The lowest level primary health centres comprised 16/20, 21/39 and 16/22 facilities included in Malawi, Uganda and Zimbabwe respectively. In Malawi and Uganda most primary health facilities had at least 1 medical assistant/clinical officer, with average 2.5 and 4 nurses/midwives for median catchment populations of 29,275 and 9,000 respectively. Primary health facilities in Zimbabwe were run by nurses/midwives, with average 6 for a median catchment population of 8,616. All primary health facilities provided HIV testing and counselling, 50/53 (94%) cotrimoxazole preventive therapy (CPT), 52/53 (98%) prevention of mother-to-child transmission of HIV (PMTCT) and 30/53 (57%) ART management (1/30 post ART-initiation follow-up only). All secondary and tertiary-level facilities provided HIV and ART services. In total, 58/81 had ART provision. Stock-outs during the 3 months prior to survey occurred across facility levels for HIV test-kits in 55%, 26% and 9% facilities in Malawi, Uganda and Zimbabwe respectively; for CPT in 58%, 32% and 9% and for PMTCT drugs in 26%, 10% and 0% of facilities (excluding facilities where patients were referred out for either drug). Across all countries, in facilities with ART stored on-site, adult ART stock-outs were reported in 3/44 (7%) facilities compared with 10/43 (23%) facility stock-outs of paediatric ART. Laboratory services at primary health facilities were limited: CD4 was used for ART initiation in 4/9, 5/6 and 13/14 in Malawi, Uganda and Zimbabwe respectively, but frequently only in selected patients. Routine viral load monitoring was not used; 6/58 (10%) facilities with ART provision accessed centralised viral loads for selected patients.
Although coverage of HIV testing, PMTCT and cotrimoxazole prophylaxis was high in all countries, decentralization of ART services was variable and incomplete. Challenges of staffing and stock management were evident. Laboratory testing for toxicity and treatment effectiveness monitoring was not available in most primary level facilities.

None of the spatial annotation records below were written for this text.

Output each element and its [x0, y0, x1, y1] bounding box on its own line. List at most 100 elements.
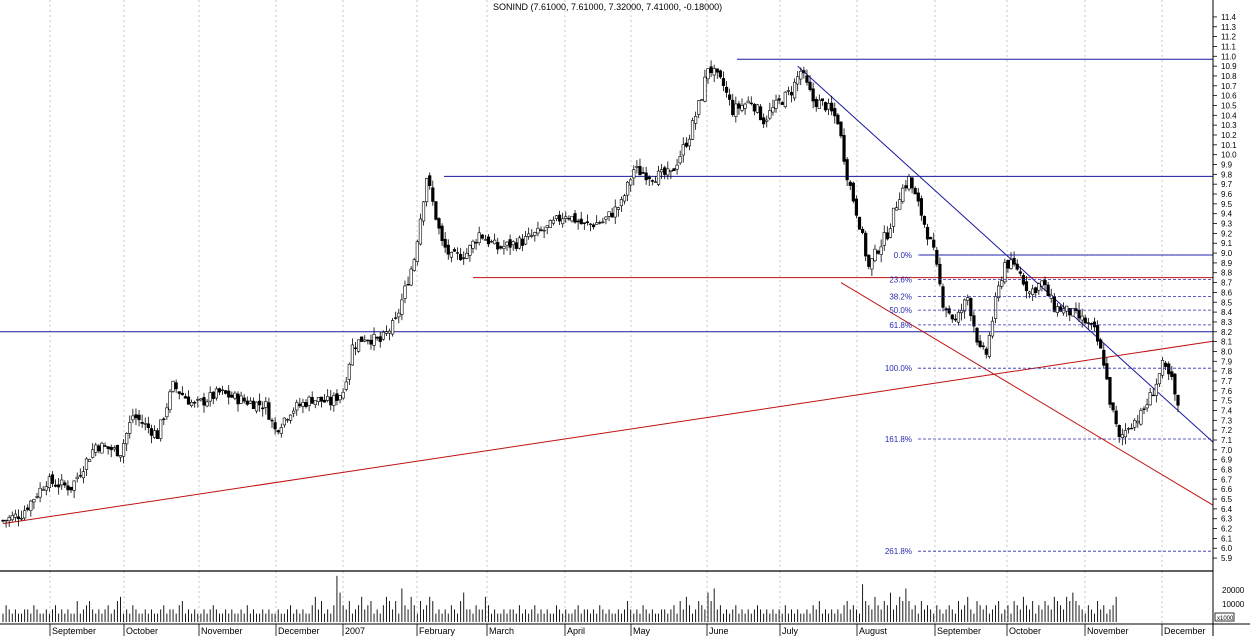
candle — [35, 492, 39, 499]
fibonacci-label: 38.2% — [889, 292, 912, 301]
candle — [610, 207, 614, 218]
candle — [876, 249, 880, 255]
candle — [888, 223, 893, 239]
month-label: 2007 — [345, 626, 365, 636]
price-tick-label: 10.5 — [1221, 101, 1237, 110]
volume-unit-label: x1000 — [1217, 616, 1234, 622]
candle — [542, 226, 546, 239]
candle — [805, 69, 809, 86]
month-label: September — [52, 626, 96, 636]
candle — [341, 388, 345, 400]
month-label: November — [201, 626, 243, 636]
price-tick-label: 11.3 — [1221, 23, 1237, 32]
candle — [245, 396, 249, 407]
candle — [527, 227, 531, 240]
candle — [128, 415, 132, 439]
candle — [755, 103, 760, 114]
price-tick-label: 6.4 — [1221, 505, 1233, 514]
candle — [471, 239, 475, 254]
candle — [230, 391, 234, 398]
price-tick-label: 7.7 — [1221, 377, 1233, 386]
candle — [1077, 302, 1081, 323]
candle — [57, 478, 61, 495]
candle — [443, 232, 447, 253]
candle — [1117, 424, 1121, 443]
price-tick-label: 10.4 — [1221, 111, 1237, 120]
candle — [1130, 423, 1134, 430]
candle — [251, 397, 256, 409]
candle — [211, 391, 215, 405]
month-label: October — [126, 626, 158, 636]
candle — [248, 397, 252, 405]
candle — [372, 327, 376, 351]
candle — [641, 167, 645, 174]
candle — [579, 211, 583, 225]
candle — [165, 403, 169, 420]
candle — [959, 303, 964, 321]
candle — [938, 257, 942, 287]
candle — [907, 173, 911, 192]
candle — [972, 311, 976, 333]
candle — [468, 244, 472, 262]
candle — [180, 386, 184, 396]
candle — [53, 479, 58, 488]
candle — [530, 229, 534, 239]
candle — [1154, 378, 1158, 403]
price-tick-label: 11.2 — [1221, 33, 1237, 42]
candle — [864, 230, 868, 262]
candle — [118, 455, 123, 462]
candle — [78, 468, 82, 478]
candle — [582, 222, 586, 230]
candle — [613, 199, 617, 224]
price-tick-label: 10.8 — [1221, 72, 1237, 81]
candle — [690, 117, 695, 141]
price-tick-label: 8.6 — [1221, 288, 1233, 297]
price-tick-label: 9.6 — [1221, 190, 1233, 199]
candle — [721, 71, 726, 92]
candle — [499, 245, 503, 250]
price-tick-label: 6.3 — [1221, 515, 1233, 524]
candle — [1111, 402, 1115, 413]
candle — [431, 180, 435, 206]
volume-axis: 20000 10000 x1000 — [1214, 586, 1245, 622]
candle — [1049, 288, 1053, 303]
price-tick-label: 8.3 — [1221, 318, 1233, 327]
candle — [916, 187, 920, 207]
candle — [13, 509, 17, 522]
candle — [1089, 322, 1094, 330]
fibonacci-label: 161.8% — [885, 435, 912, 444]
candle — [440, 223, 444, 246]
price-tick-label: 6.0 — [1221, 544, 1233, 553]
candle — [446, 239, 450, 260]
candle — [768, 102, 772, 121]
candle — [437, 216, 441, 235]
candle — [511, 240, 515, 251]
candle — [143, 417, 147, 431]
candle — [1151, 388, 1155, 397]
candle — [480, 234, 484, 240]
candle — [168, 389, 172, 414]
candle — [1040, 279, 1044, 292]
candle — [758, 104, 763, 121]
candle — [1000, 276, 1004, 290]
candle — [588, 223, 593, 232]
candle — [1046, 281, 1050, 297]
candle — [1167, 361, 1171, 380]
candle — [1133, 418, 1137, 431]
candle — [100, 441, 104, 454]
trendline — [2, 340, 1214, 525]
candle — [867, 254, 871, 270]
candle — [1037, 282, 1041, 296]
candle — [227, 385, 231, 405]
candle — [848, 180, 852, 191]
candle — [489, 239, 494, 243]
candle — [258, 393, 262, 412]
candle — [214, 386, 218, 401]
candle — [152, 425, 157, 439]
candle — [826, 98, 831, 116]
candle — [539, 226, 543, 232]
candle — [1071, 308, 1075, 317]
candle — [81, 466, 85, 484]
price-tick-label: 6.8 — [1221, 466, 1233, 475]
candle — [638, 158, 642, 176]
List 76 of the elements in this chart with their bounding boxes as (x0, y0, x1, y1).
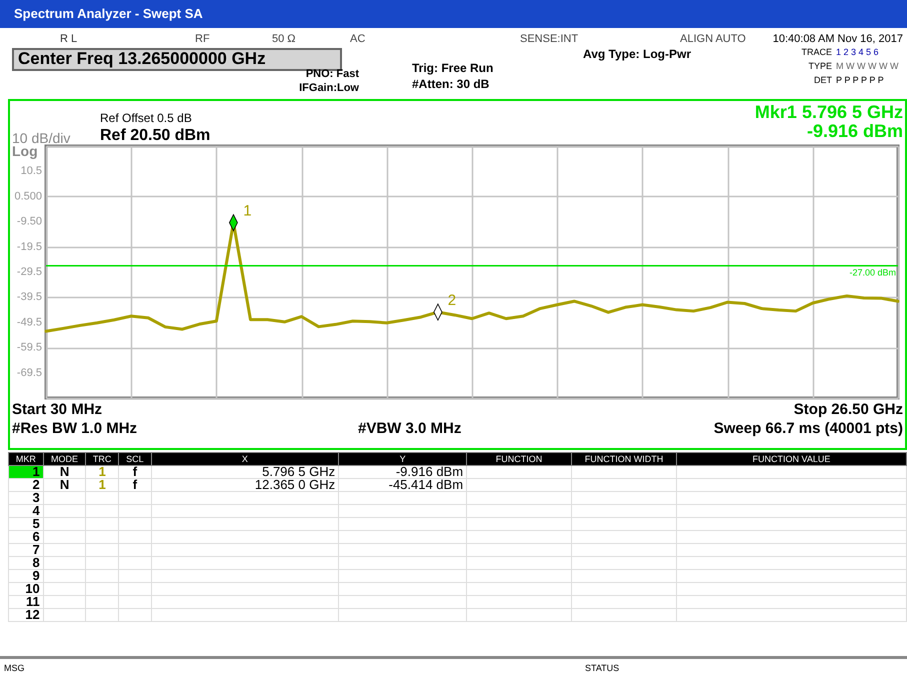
y-tick-label: -49.5 (16, 316, 42, 328)
text: Center Freq 13.265000000 GHz (18, 49, 266, 68)
text: 10 (8, 581, 44, 596)
text: ALIGN AUTO (680, 33, 746, 46)
chart-title: Spectrum Analyzer - Swept SA (14, 6, 203, 21)
text: Ref 20.50 dBm (100, 127, 210, 145)
text: 2 (8, 477, 44, 492)
text: Mkr1 5.796 5 GHz (754, 102, 903, 123)
annotation: 1 (243, 202, 252, 220)
y-tick-label: -39.5 (16, 291, 42, 304)
text: TRACE (801, 47, 832, 58)
y-tick-label: 0.500 (14, 190, 42, 202)
text: -9.916 dBm (806, 121, 903, 142)
text: 7 (8, 542, 44, 557)
text: 50 Ω (272, 33, 296, 46)
y-tick-label: -19.5 (16, 240, 42, 253)
text: MSG (4, 663, 25, 674)
text: f (118, 477, 152, 492)
text: 11 (8, 594, 44, 609)
text: 1 (86, 477, 119, 492)
text: M W W W W W (836, 61, 898, 72)
text: 8 (8, 555, 44, 570)
text: N (43, 464, 86, 479)
text: 12 (8, 607, 44, 622)
text: SCL (118, 452, 152, 466)
y-tick-label: -9.50 (16, 216, 42, 228)
text: DET (814, 75, 832, 86)
text: Log (12, 143, 38, 160)
text: 10:40:08 AM Nov 16, 2017 (772, 33, 903, 46)
text: P P P P P P (836, 75, 884, 86)
text: 12.365 0 GHz (151, 477, 339, 492)
text: -9.916 dBm (338, 464, 467, 479)
text: FUNCTION VALUE (676, 452, 906, 466)
text: FUNCTION (466, 452, 572, 466)
text: R L (60, 33, 78, 46)
y-tick-label: -29.5 (16, 266, 42, 278)
annotation: 10 dB/div (12, 130, 70, 146)
text: AC (350, 33, 366, 46)
text: -45.414 dBm (338, 477, 467, 492)
text: Stop 26.50 GHz (794, 401, 903, 418)
text: #VBW 3.0 MHz (358, 420, 462, 438)
text: STATUS (585, 663, 620, 674)
text: 5.796 5 GHz (151, 464, 339, 479)
text: TYPE (808, 61, 832, 72)
y-tick-label: -69.5 (16, 366, 42, 379)
text: Trig: Free Run (412, 61, 494, 76)
text: 6 (8, 529, 44, 544)
text: RF (195, 33, 210, 46)
text: Y (338, 452, 467, 466)
text: 1 (8, 464, 44, 479)
text: 5 (8, 516, 44, 531)
text: Ref Offset 0.5 dB (100, 111, 192, 126)
text: 1 2 3 4 5 6 (836, 47, 879, 58)
text: N (43, 477, 86, 492)
text: Start 30 MHz (12, 401, 102, 418)
text: 1 (86, 464, 119, 479)
text: MKR (8, 452, 44, 466)
text: X (151, 452, 339, 466)
text: SENSE:INT (520, 33, 578, 46)
text: 4 (8, 503, 44, 518)
annotation: 2 (448, 292, 456, 310)
text: #Atten: 30 dB (412, 77, 490, 92)
text: Avg Type: Log-Pwr (583, 47, 691, 62)
text: TRC (86, 452, 119, 466)
text: 3 (8, 490, 44, 505)
text: f (118, 464, 152, 479)
y-tick-label: -59.5 (16, 342, 42, 354)
text: 9 (8, 568, 44, 583)
text: FUNCTION WIDTH (572, 452, 676, 466)
text: #Res BW 1.0 MHz (12, 420, 138, 438)
text: IFGain:Low (299, 82, 359, 94)
ref-line-label: -27.00 dBm (849, 268, 896, 278)
text: PNO: Fast (306, 68, 359, 80)
text: MODE (43, 452, 86, 466)
text: Sweep 66.7 ms (40001 pts) (714, 420, 903, 438)
y-tick-label: 10.5 (20, 165, 42, 178)
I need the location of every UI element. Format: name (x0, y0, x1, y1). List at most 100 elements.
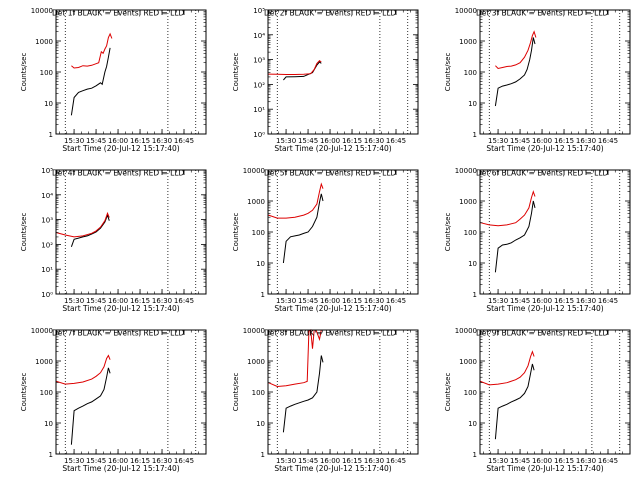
y-tick-label: 10⁰ (253, 131, 265, 139)
y-tick-label: 10² (41, 241, 53, 249)
y-tick-label: 10000 (455, 7, 477, 15)
x-tick-label: 15:45 (510, 297, 530, 305)
x-tick-label: 16:45 (174, 137, 194, 145)
x-axis-label: Start Time (20-Jul-12 15:17:40) (274, 464, 391, 473)
y-tick-label: 1000 (247, 198, 265, 206)
x-tick-label: 16:00 (320, 457, 340, 465)
y-tick-label: 10 (468, 260, 477, 268)
y-tick-label: 10⁰ (41, 291, 53, 299)
x-tick-label: 16:30 (152, 457, 172, 465)
y-axis-label: Counts/sec (20, 373, 28, 412)
plot-frame (55, 9, 207, 135)
series-line-events (494, 200, 536, 273)
y-tick-label: 1000 (459, 198, 477, 206)
x-tick-label: 16:30 (576, 457, 596, 465)
x-tick-label: 15:30 (64, 457, 84, 465)
series-line-events (282, 193, 324, 264)
x-tick-label: 15:30 (276, 137, 296, 145)
y-tick-label: 1000 (459, 38, 477, 46)
y-tick-label: 1 (473, 451, 477, 459)
series-line-lld (480, 190, 536, 227)
y-tick-label: 1 (49, 451, 53, 459)
y-axis-label: Counts/sec (232, 213, 240, 252)
plot-frame (479, 169, 631, 295)
y-tick-label: 1000 (459, 358, 477, 366)
x-tick-label: 16:45 (174, 297, 194, 305)
series-line-events (494, 363, 535, 440)
y-axis-label: Counts/sec (444, 53, 452, 92)
x-tick-label: 16:00 (108, 297, 128, 305)
y-axis-label: Counts/sec (232, 53, 240, 92)
x-axis-label: Start Time (20-Jul-12 15:17:40) (274, 304, 391, 313)
series-line-events (494, 37, 536, 107)
y-tick-label: 100 (464, 69, 477, 77)
y-axis-label: Counts/sec (20, 53, 28, 92)
y-tick-label: 10000 (455, 167, 477, 175)
x-axis-label: Start Time (20-Jul-12 15:17:40) (486, 304, 603, 313)
plot-frame (267, 9, 419, 135)
y-tick-label: 1 (261, 291, 265, 299)
x-tick-label: 16:30 (576, 137, 596, 145)
y-tick-label: 1000 (35, 358, 53, 366)
y-axis-label: Counts/sec (444, 213, 452, 252)
y-tick-label: 10 (468, 100, 477, 108)
x-tick-label: 16:30 (364, 457, 384, 465)
plot-frame (479, 9, 631, 135)
x-tick-label: 16:30 (576, 297, 596, 305)
series-line-events (70, 367, 111, 445)
y-axis-label: Counts/sec (232, 373, 240, 412)
y-tick-label: 1 (49, 131, 53, 139)
y-tick-label: 10⁴ (253, 32, 265, 40)
series-line-events (283, 61, 322, 81)
x-axis-label: Start Time (20-Jul-12 15:17:40) (274, 144, 391, 153)
x-axis-label: Start Time (20-Jul-12 15:17:40) (62, 304, 179, 313)
x-tick-label: 16:45 (598, 457, 618, 465)
plot-frame (267, 329, 419, 455)
x-tick-label: 16:30 (152, 297, 172, 305)
chart-title: Det 3f BLACK = Events, RED = LLD (476, 9, 609, 18)
series-line-lld (56, 211, 110, 238)
chart-panel-9: 1 10 100 1000 10000 15:30 15:45 16:00 16:15 16:30… (444, 327, 631, 473)
chart-title: Det 6f BLACK = Events, RED = LLD (476, 169, 609, 178)
series-line-lld (71, 32, 113, 69)
chart-panel-1: 1 10 100 1000 10000 15:30 15:45 16:00 16:15 16:30… (20, 7, 207, 153)
y-tick-label: 10⁴ (41, 192, 53, 200)
series-line-events (70, 47, 111, 116)
x-tick-label: 15:45 (510, 137, 530, 145)
plot-frame (267, 169, 419, 295)
series-line-lld (56, 354, 111, 385)
y-tick-label: 100 (252, 389, 265, 397)
x-tick-label: 16:15 (342, 457, 362, 465)
chart-title: Det 1f BLACK = Events, RED = LLD (52, 9, 185, 18)
y-tick-label: 10000 (243, 167, 265, 175)
y-tick-label: 10000 (31, 327, 53, 335)
chart-title: Det 7f BLACK = Events, RED = LLD (52, 329, 185, 338)
x-tick-label: 15:30 (64, 137, 84, 145)
x-tick-label: 15:30 (488, 137, 508, 145)
chart-panel-5: 1 10 100 1000 10000 15:30 15:45 16:00 16:15 16:30… (232, 167, 419, 313)
x-tick-label: 16:15 (554, 297, 574, 305)
x-tick-label: 15:30 (64, 297, 84, 305)
chart-panel-6: 1 10 100 1000 10000 15:30 15:45 16:00 16:15 16:30… (444, 167, 631, 313)
x-tick-label: 16:00 (532, 297, 552, 305)
x-tick-label: 16:15 (130, 297, 150, 305)
x-tick-label: 16:00 (532, 457, 552, 465)
x-tick-label: 16:45 (598, 297, 618, 305)
y-tick-label: 10 (256, 420, 265, 428)
y-tick-label: 1000 (247, 358, 265, 366)
x-tick-label: 16:00 (108, 137, 128, 145)
y-tick-label: 10⁵ (41, 167, 53, 175)
x-tick-label: 16:15 (342, 137, 362, 145)
x-tick-label: 15:45 (298, 297, 318, 305)
y-tick-label: 100 (464, 229, 477, 237)
y-tick-label: 1 (473, 291, 477, 299)
x-tick-label: 15:45 (298, 457, 318, 465)
x-tick-label: 15:45 (86, 457, 106, 465)
y-axis-label: Counts/sec (444, 373, 452, 412)
y-tick-label: 100 (252, 229, 265, 237)
y-tick-label: 10000 (243, 327, 265, 335)
plot-frame (479, 329, 631, 455)
y-tick-label: 100 (40, 69, 53, 77)
y-tick-label: 10 (256, 260, 265, 268)
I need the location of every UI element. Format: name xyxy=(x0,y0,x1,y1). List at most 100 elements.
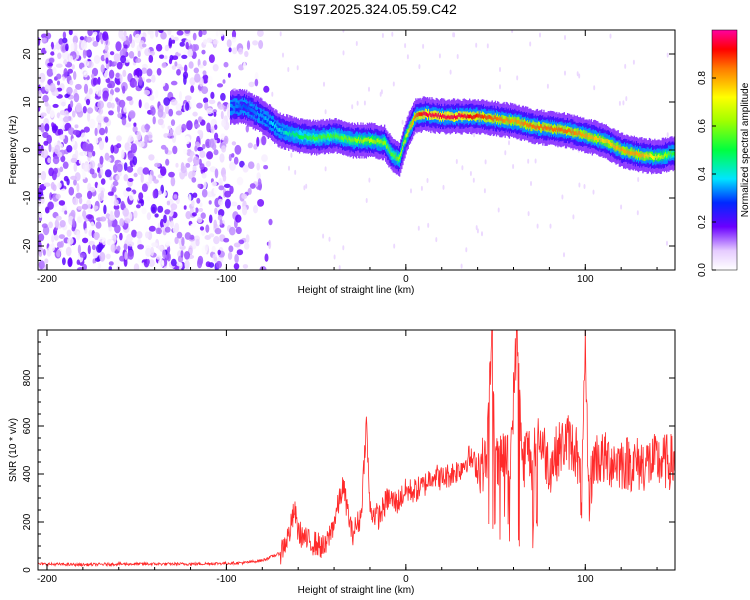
noise-cell xyxy=(145,247,152,257)
noise-cell xyxy=(222,174,227,182)
signal-cell xyxy=(240,101,243,111)
noise-cell xyxy=(342,30,345,33)
noise-cell xyxy=(52,125,59,131)
noise-cell xyxy=(72,110,76,118)
noise-cell xyxy=(264,253,269,262)
noise-cell xyxy=(43,140,49,146)
noise-cell xyxy=(191,177,197,183)
signal-cell xyxy=(401,149,403,154)
noise-cell xyxy=(59,98,67,107)
noise-cell xyxy=(72,129,80,136)
signal-cell xyxy=(447,114,449,119)
noise-cell xyxy=(191,212,197,217)
noise-cell xyxy=(124,122,132,128)
signal-cell xyxy=(460,114,462,119)
signal-cell xyxy=(317,136,319,141)
noise-cell xyxy=(221,145,227,153)
noise-cell xyxy=(38,90,42,99)
signal-cell xyxy=(464,114,466,119)
signal-cell xyxy=(458,113,460,117)
noise-cell xyxy=(158,30,164,34)
signal-cell xyxy=(331,134,333,138)
noise-cell xyxy=(184,64,188,73)
noise-cell xyxy=(197,217,203,224)
noise-cell xyxy=(103,204,107,215)
noise-cell xyxy=(108,214,116,221)
noise-cell xyxy=(115,41,122,52)
noise-cell xyxy=(112,260,120,266)
noise-cell xyxy=(203,39,208,45)
signal-cell xyxy=(443,114,445,119)
signal-cell xyxy=(291,132,293,137)
signal-cell xyxy=(300,135,302,140)
noise-cell xyxy=(53,167,58,175)
noise-cell xyxy=(57,52,62,60)
noise-cell xyxy=(133,122,137,127)
signal-cell xyxy=(478,113,480,118)
noise-cell xyxy=(162,249,166,259)
signal-cell xyxy=(422,111,424,116)
noise-cell xyxy=(64,210,68,215)
signal-cell xyxy=(544,124,546,129)
noise-cell xyxy=(152,189,157,199)
signal-cell xyxy=(662,155,665,159)
signal-cell xyxy=(305,134,307,138)
signal-cell xyxy=(319,135,321,139)
noise-cell xyxy=(212,63,219,72)
noise-cell xyxy=(99,216,107,222)
noise-cell xyxy=(100,64,105,73)
noise-cell xyxy=(342,245,345,251)
noise-cell xyxy=(136,231,143,239)
noise-cell xyxy=(231,141,237,146)
noise-cell xyxy=(213,149,219,156)
noise-cell xyxy=(486,43,489,49)
noise-cell xyxy=(205,224,210,233)
noise-cell xyxy=(93,137,99,144)
noise-cell xyxy=(202,70,207,76)
noise-cell xyxy=(592,189,595,195)
noise-cell xyxy=(170,80,178,86)
signal-cell xyxy=(610,142,612,147)
noise-cell xyxy=(70,157,78,163)
x-tick-label: 0 xyxy=(403,274,409,285)
signal-cell xyxy=(428,113,430,118)
signal-cell xyxy=(652,155,654,160)
noise-cell xyxy=(322,233,325,239)
signal-cell xyxy=(534,125,536,130)
noise-cell xyxy=(183,148,188,155)
noise-cell xyxy=(197,258,203,269)
noise-cell xyxy=(245,125,249,133)
noise-cell xyxy=(148,174,153,185)
noise-cell xyxy=(220,92,226,101)
noise-cell xyxy=(213,187,218,195)
noise-cell xyxy=(48,57,55,64)
noise-cell xyxy=(123,162,128,172)
noise-cell xyxy=(68,257,73,267)
signal-cell xyxy=(598,133,600,143)
noise-cell xyxy=(194,145,198,152)
noise-cell xyxy=(235,226,242,235)
noise-cell xyxy=(241,193,248,199)
noise-cell xyxy=(47,201,54,210)
noise-cell xyxy=(248,81,255,88)
signal-cell xyxy=(372,139,374,144)
signal-cell xyxy=(518,119,520,124)
signal-cell xyxy=(239,104,241,108)
noise-cell xyxy=(247,161,255,169)
signal-cell xyxy=(569,128,571,133)
signal-cell xyxy=(423,111,426,116)
noise-cell xyxy=(117,104,121,113)
signal-cell xyxy=(637,151,639,156)
signal-cell xyxy=(565,129,568,134)
noise-cell xyxy=(460,263,463,269)
noise-cell xyxy=(121,149,125,159)
signal-cell xyxy=(404,139,406,144)
noise-cell xyxy=(183,205,187,210)
noise-cell xyxy=(41,223,48,229)
noise-cell xyxy=(223,237,230,243)
signal-cell xyxy=(560,127,562,132)
noise-cell xyxy=(578,182,581,188)
noise-cell xyxy=(257,178,262,186)
noise-cell xyxy=(93,205,99,210)
noise-cell xyxy=(193,156,200,166)
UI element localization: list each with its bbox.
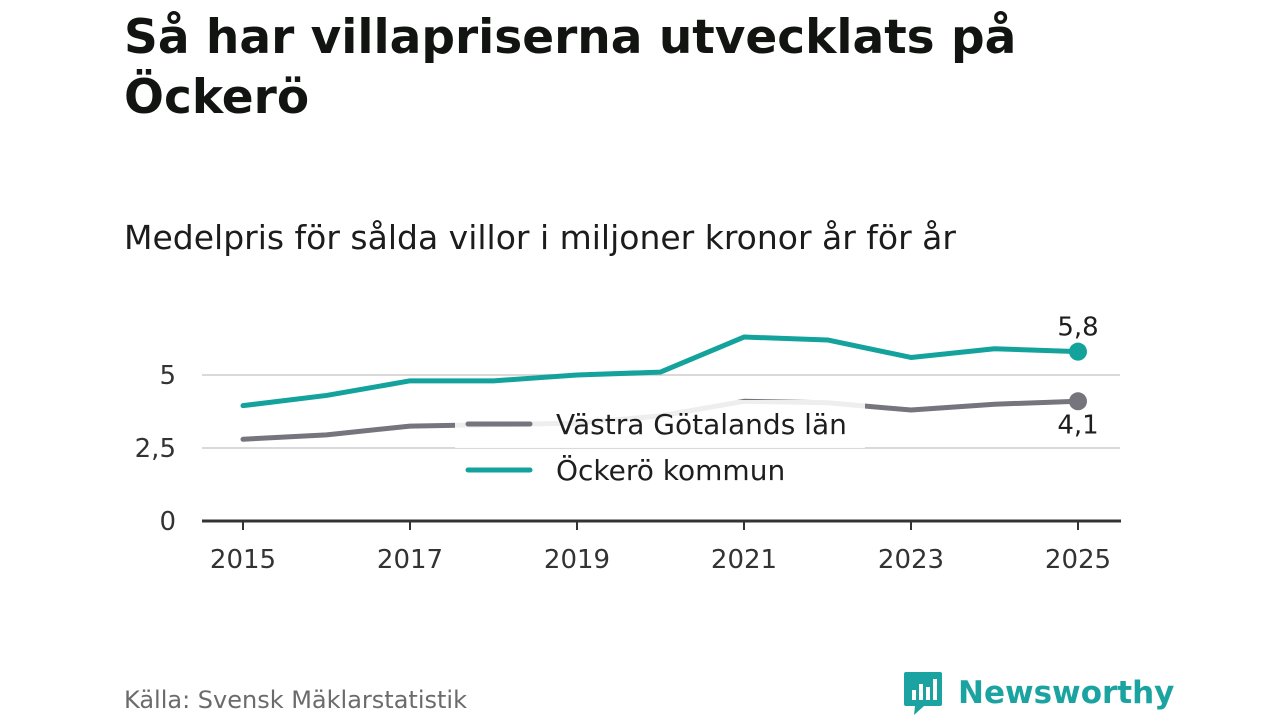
legend-label-ockero: Öckerö kommun bbox=[556, 453, 785, 487]
legend-label-vastra: Västra Götalands län bbox=[556, 408, 847, 441]
brand-name: Newsworthy bbox=[958, 675, 1175, 711]
chart-subtitle: Medelpris för sålda villor i miljoner kr… bbox=[124, 218, 956, 257]
source-note: Källa: Svensk Mäklarstatistik bbox=[124, 686, 467, 714]
series-line-ockero bbox=[240, 334, 1081, 409]
newsworthy-logo-icon bbox=[904, 672, 942, 715]
x-tick-label: 2023 bbox=[878, 545, 944, 575]
series-end-point-ockero bbox=[1069, 342, 1087, 361]
end-value-label-vastra: 4,1 bbox=[1057, 410, 1098, 440]
brand-logo: Newsworthy bbox=[902, 670, 1174, 716]
chart-title: Så har villapriserna utvecklats på Öcker… bbox=[124, 10, 1017, 125]
x-tick-label: 2021 bbox=[711, 545, 777, 575]
x-tick-label: 2019 bbox=[544, 545, 610, 575]
y-tick-label: 5 bbox=[159, 361, 176, 391]
series-end-point-vastra bbox=[1069, 392, 1087, 411]
x-tick-label: 2025 bbox=[1045, 545, 1111, 575]
end-value-label-ockero: 5,8 bbox=[1057, 313, 1098, 343]
x-tick-label: 2015 bbox=[210, 545, 276, 575]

在撒哈拉以南非洲地区,抗逆转录病毒疗法(ART)正从三级/二级医疗机构下放到初级保健机构。Lablite项目支持三个国家实现有效的权力下放。该项目始于一项横断面调查,以描述艾滋病毒和抗逆转录病毒疗法服务情况。
对马拉维、乌干达和津巴布韦的81家经过有目的抽样的医疗机构进行了调查。
最低级别的初级保健中心分别占马拉维、乌干达和津巴布韦纳入调查的20家、39家和22家机构中的16家、21家和16家。在马拉维和乌干达,大多数初级保健机构至少有1名医疗助理/临床干事,分别为中位服务人口29,275人和9,000人的地区平均配备2.5名和4名护士/助产士。津巴布韦的初级保健机构由护士/助产士管理,为中位服务人口8,616人的地区平均配备6名。所有初级保健机构均提供艾滋病毒检测和咨询服务,53家机构中有50家(94%)提供复方新诺明预防性治疗(CPT),53家机构中有52家(98%)提供预防母婴传播艾滋病毒(PMTCT)服务,53家机构中有30家(57%)提供抗逆转录病毒疗法管理服务(其中30家机构中只有1家在抗逆转录病毒疗法启动后进行随访)。所有二级和三级医疗机构均提供艾滋病毒和抗逆转录病毒疗法服务。总共有58/81家机构提供抗逆转录病毒疗法。在调查前的3个月内,马拉维、乌干达和津巴布韦分别有55%、26%和9%的各级医疗机构出现艾滋病毒检测试剂盒缺货情况;CPT缺货情况分别为58%、32%和9%;PMTCT药物缺货情况分别为26%、10%和0%(不包括将患者转诊至其他机构获取药物的情况)。在所有国家,在现场储存抗逆转录病毒疗法药物的机构中,报告有3/44(7%)的机构出现成人抗逆转录病毒疗法药物缺货,而儿科抗逆转录病毒疗法药物缺货的机构有10/43(23%)。初级保健机构的实验室服务有限:马拉维、乌干达和津巴布韦分别有4/9、5/6和13/14的机构在启动抗逆转录病毒疗法时使用CD4检测,但通常仅用于部分患者。未进行常规病毒载量监测;在提供抗逆转录病毒疗法的58家机构中,有6家(10%)为部分患者获取集中式病毒载量检测结果。
尽管所有国家的艾滋病毒检测覆盖率、预防母婴传播艾滋病毒和复方新诺明预防用药覆盖率都很高,但抗逆转录病毒疗法服务下放的情况各不相同且并不完善。人员配备和库存管理方面的挑战显而易见。大多数初级保健机构无法进行毒性实验室检测和治疗效果监测。